You see, the idea of National Youth Service, which comes onstream at last this year, this month, has been kicking around for longer than many of us have been alive. (I use that "us" advisedly, by the way; I'm a little older than the idea, but only just.) It was first advanced by the brand-new Progressive Liberal Party shortly after they came to power, and discussions intensified about it right after Independence. Nothing happened back then, because the idea was too foreign, too new, and the populace resisted so strongly that the government dropped the idea. It resurfaced back at the end of the 1980s, when it became apparent that the so-called drug scourge had affected a whole generation of young Bahamians, many of them men; but once again the electorate struck back. No service for my good child, was the refrain. (Some people read that as no mixing — of classes, of races, didn't matter, but never mind that now.) And so it is that almost forty years after the idea was first introduced, National Youth Service is finally becoming a reality.

Now some may argue that the reason it hasn't happened before is that the time was not right, or that the pitch wasn't right, or that — well, something wasn't right. I'm not so sure that those reasons aren't correct, but I'm not so sure that they are, either. I'm not so sure that it matters. What matters is that we did not like this new ting. And so we fought back against people of greater foresight and vision until it became absolutely clear to many of us that this was something we had to do, or else.

And then there's Junkanoo. Well, there've been plenty of new tings happening in that festival lately, from the introduction of $75 dollar tickets to the institution of a new management structure. It's not entirely clear that Bahamians are overwhelmed with these changes. While some people flock to the best seats, many others — many of them relatives of the very people rushing in the streets — can't afford a good spot, and are excluded from full enjoyment of the achievements of their loved ones. And while the new management structure seems to have made the group leaders happier by raising the level of trust between the people operating the parades and the people competing in them, from the outside — or from the bottom — it's hard to tell that anything's different at all.

You see, I'm not so sure that the adage that Bahamians like new tings goes much beyond our surfaces, or far beyond our stomachs (and even then, we're picky about what we put there). If a new ting comes attached to a new way of thinking about the world, a new way of seeing ourselves, we run like the blazes in the opposite direction. If we return to Junkanoo for a moment, consider what's really new about it. When was the last time we say something really revolutionary in someone's presentation, or in someone's costume or design? When did someone go out on a limb and bring something truly radical to Bay Street?

The answer lies in the groups who don't get all that much airplay, who don't feature big in the public imagination: Colours, who build small, audition their members, score their music, and paste according to a limited palette of colours; Barabbas, who invented a new way of carrying cowbells and started a whole craze in drumming; the Fox Hill Congoes, a group who are almost gone from the public mind, but who introduced the legions of big bass drums to the parade.

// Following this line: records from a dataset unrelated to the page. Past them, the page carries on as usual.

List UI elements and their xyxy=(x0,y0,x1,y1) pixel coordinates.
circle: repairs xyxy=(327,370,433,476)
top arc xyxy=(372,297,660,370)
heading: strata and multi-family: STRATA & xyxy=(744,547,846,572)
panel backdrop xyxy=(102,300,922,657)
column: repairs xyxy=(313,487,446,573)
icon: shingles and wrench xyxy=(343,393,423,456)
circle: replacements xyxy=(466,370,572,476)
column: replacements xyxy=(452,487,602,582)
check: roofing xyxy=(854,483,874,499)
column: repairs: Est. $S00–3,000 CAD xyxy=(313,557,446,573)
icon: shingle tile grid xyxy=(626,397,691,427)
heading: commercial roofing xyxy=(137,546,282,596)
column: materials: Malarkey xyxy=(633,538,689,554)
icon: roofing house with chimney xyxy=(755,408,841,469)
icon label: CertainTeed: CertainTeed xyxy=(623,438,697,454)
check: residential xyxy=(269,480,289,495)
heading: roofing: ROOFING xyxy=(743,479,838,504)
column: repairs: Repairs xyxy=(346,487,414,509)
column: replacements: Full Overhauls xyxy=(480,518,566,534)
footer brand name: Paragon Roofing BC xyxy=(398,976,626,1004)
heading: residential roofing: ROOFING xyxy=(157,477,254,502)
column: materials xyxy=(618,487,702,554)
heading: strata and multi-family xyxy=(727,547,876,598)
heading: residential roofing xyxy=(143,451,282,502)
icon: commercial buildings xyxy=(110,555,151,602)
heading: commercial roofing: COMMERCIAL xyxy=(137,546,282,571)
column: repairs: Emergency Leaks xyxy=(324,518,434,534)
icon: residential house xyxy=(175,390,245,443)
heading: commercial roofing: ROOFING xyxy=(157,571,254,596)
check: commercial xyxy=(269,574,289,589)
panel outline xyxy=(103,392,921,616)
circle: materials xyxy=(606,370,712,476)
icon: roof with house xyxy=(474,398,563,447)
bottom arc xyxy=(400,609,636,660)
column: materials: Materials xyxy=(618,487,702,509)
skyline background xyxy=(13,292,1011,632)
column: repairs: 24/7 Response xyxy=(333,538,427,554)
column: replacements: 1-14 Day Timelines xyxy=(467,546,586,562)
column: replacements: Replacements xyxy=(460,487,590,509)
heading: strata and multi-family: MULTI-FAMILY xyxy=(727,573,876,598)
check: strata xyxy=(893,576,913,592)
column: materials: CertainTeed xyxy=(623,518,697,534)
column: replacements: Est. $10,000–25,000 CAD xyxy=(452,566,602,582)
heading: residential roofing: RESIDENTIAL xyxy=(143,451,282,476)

The fact that we don't celebrate these groups for their innovations, but rather ignore their new ideas or ridicule their difference and continue to pick our winners from the tried-and-true pairing of SaxoValle suggests to me that we really don't like new tings as much as we think we do.

You see, the new tings we love best are those that come from away. New ideas, new habits, especially those proposed by Bahamians, are harder to catch on. We'll change clothes and hairstyles and vehicles and televisions and furniture and eating places and preferred vacation styles, but we're a whole lot slower to welcome new ways of doing the things we take for granted.

The trouble is, until we wake up, look hard and embrace innovation, we are going to lose more and more of ourselves. Cultures thrive on change. Without innovation, our culture will continue to assimilate changes that come from beyond. And we'll find that the new tings we do like are going to come more and more from the outside, and will speak less and less to us about our selves.